My Favorite Shipping Stock Has Major Upside

Last week, I wrote about the staggering numbers behind global trade. I even mentioned a couple of ways investors could potentially profit.

One of those ways is with containership leasing firm Seaspan (NYSE: SSW).

Seaspan ship
A Seaspan assist ship docking with a bulk carrier (above)

Seaspan made its market debut in 2005 with ownership of 13 containerships. That fleet size doubled to 25 vessels within two years and doubled again to 50 just three years later. Today, the company owns 112 ships.

That makes it the world’s largest independent containership owner, with 15% more capacity than the next-closest competitor. These ships span the full spectrum, from small “feeder” vessels to mid-sized liners to ultra-large containerships (ULCS) that can hold up to 14,000 containers.

Those containerships aren’t experiencing much downtime these days. Those ships were “on-hire” 99.6% of the time last quarter. That’s the highest utilization rate since 2011.

Other than a few days in dry-dock for scheduled maintenance, Seaspan’s ships have essentially been available – and chartered – around the clock. And rates are holding steady. With a growing fleet, charter revenues have increased 5% year-to-date to $843 million.

It helps that Seaspan has longstanding relationships with seven of the top eight liners in the world, including heavyweights such as Maersk and Cosco. These renters have all signed long-term charter agreements at fixed rates, thereby insulating Seaspan from any day-to-day choppiness. The leases have an average remaining term of 4.5 years.

Over time, ship charters will gradually expire one by one and Seaspan will sign new leases or renewals at the going market rate (which could be higher or lower than today). Still, earnings visibility is strong for at least the next several years, with 89% of next year’s base revenues locked up and 77% for 2021.

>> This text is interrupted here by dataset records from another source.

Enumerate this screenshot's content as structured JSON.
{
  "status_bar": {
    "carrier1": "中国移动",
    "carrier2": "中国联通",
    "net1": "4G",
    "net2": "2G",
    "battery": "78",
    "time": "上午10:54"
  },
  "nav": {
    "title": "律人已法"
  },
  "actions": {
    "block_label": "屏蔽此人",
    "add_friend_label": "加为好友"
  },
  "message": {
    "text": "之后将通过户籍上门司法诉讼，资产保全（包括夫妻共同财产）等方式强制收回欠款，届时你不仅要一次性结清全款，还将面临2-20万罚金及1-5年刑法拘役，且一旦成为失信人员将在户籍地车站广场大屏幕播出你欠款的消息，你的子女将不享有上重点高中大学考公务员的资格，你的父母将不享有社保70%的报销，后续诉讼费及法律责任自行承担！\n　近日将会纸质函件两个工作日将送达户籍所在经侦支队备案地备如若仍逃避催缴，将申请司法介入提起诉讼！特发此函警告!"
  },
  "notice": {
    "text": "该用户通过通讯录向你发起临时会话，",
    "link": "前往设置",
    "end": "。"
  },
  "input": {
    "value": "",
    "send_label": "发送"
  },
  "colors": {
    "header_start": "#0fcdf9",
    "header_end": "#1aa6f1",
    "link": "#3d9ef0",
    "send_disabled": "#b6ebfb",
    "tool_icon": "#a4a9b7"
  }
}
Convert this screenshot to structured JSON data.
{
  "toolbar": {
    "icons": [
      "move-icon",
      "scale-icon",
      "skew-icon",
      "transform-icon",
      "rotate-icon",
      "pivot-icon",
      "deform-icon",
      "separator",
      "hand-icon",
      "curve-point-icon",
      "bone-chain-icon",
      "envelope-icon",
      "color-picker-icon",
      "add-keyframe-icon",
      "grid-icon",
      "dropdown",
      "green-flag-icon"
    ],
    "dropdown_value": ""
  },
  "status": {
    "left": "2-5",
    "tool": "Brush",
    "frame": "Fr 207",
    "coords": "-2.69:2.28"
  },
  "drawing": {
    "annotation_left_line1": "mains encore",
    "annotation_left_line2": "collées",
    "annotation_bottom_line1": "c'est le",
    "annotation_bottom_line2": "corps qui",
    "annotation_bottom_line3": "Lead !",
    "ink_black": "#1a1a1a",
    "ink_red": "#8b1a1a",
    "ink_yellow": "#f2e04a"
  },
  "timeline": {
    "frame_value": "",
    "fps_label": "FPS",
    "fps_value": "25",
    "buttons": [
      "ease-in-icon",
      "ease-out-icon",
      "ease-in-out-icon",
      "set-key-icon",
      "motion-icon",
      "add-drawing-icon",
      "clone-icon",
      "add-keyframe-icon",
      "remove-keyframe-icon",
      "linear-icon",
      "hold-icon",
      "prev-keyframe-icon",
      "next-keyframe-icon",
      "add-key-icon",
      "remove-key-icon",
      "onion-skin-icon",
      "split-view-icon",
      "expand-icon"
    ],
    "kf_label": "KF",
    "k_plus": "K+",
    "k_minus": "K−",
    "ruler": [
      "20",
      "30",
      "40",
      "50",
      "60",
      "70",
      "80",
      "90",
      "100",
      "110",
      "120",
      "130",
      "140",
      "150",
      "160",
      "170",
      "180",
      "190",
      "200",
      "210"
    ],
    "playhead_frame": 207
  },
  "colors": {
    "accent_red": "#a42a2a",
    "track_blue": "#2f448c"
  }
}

The Boom Or Bust Nature Of Shipping

By most measures, SSW is underpriced. The stock is trading at just 90% of its book value (assets minus liabilities). That means the market isn’t even assigning full value for the firm’s vessels – let alone any future earnings potential. 

The biggest deterrent is probably the balance sheet. Modern containerships aren’t cheap, and Seaspan had to borrow to build out its fleet. The current debt of $4.3 billion is considerable for a company this size. However, this debt load is manageable given the firm’s steady, contractual cash flows. Recent financing arrangements have also boosted liquidity and allowed the company to prepay older notes, freeing up vessels that had previously been used as collateral. 

Like many industries, shipping goes through boom and bust cycles as freight demand and available capacity sometimes get out of whack. As a renter, not a shipper, Seaspan is partially protected from harsh downturns. But charter rates can and do fluctuate. Fortunately, they are on the upswing right now. That’s partly due to industry consolidation. This used to be a fragmented market, but now the 10 largest shippers (including giants such as Maersk and CMA-CGM) account for approximately 90% of global container freight volume. Burned by overcapacity, these shippers have turned more cautious about over-expanding. 

A Big New Catalyst?

Seaspan also made a big announcement recently. First, the board has approved a corporate reorganization plan whereby Seaspan will become a subsidiary of a larger holding company called Atlas. Once the deal is finalized next year, shares of SSW will be converted into shares of Atlas on a one-for-one basis under the ticker ATCO. This deal still needs to meet shareholder approval. But the vote is little more than a formality. 

#-ad_banner-#As part of the reorganization, Seaspan has agreed to buy APR Energy for $425 million (or $750 million including the assumption of debt). APR is a leading provider of mobile power solutions, a fancy way of referring to a fleet of gas turbines and other electricity-generating equipment. This equipment is leased under contracts to business and government customers for a wide range of uses, not the least of which is backup power in the event of a natural disaster. 

There aren’t too many apparent synergies between gas turbines and containerships. But I’ve invested in holding companies before with disparate assets (one operated oil refiners and fertilizer plants) with good results. 

Besides, the acquisition will also help diversify revenue away from the cyclical maritime shipping sector. On the downside, it will also add $325 million in debt. Fortunately, this won’t strain the balance sheet. Seaspan has made great strides in deleveraging, reducing debt by nearly 20% and lowering the debt/equity ratio to the lowest levels in 12 years. 

Action to Take

While I have some reservations about the deal, Seaspan (soon to be Atlas) appears to be getting some valuable, rent-earning assets at a great price. It sounds like the company is on the hunt for additional acquisitions and will branch even further away from its ocean-going roots. 

Seaspan’s fleet utilization is at an 8-year high, and the company just signed nine charter extensions with one of its biggest renters. The stock is best suited to risk-tolerant investors, especially given the hefty debt burden. Still, the solid 3.5% yield and significant upside are hard to ignore.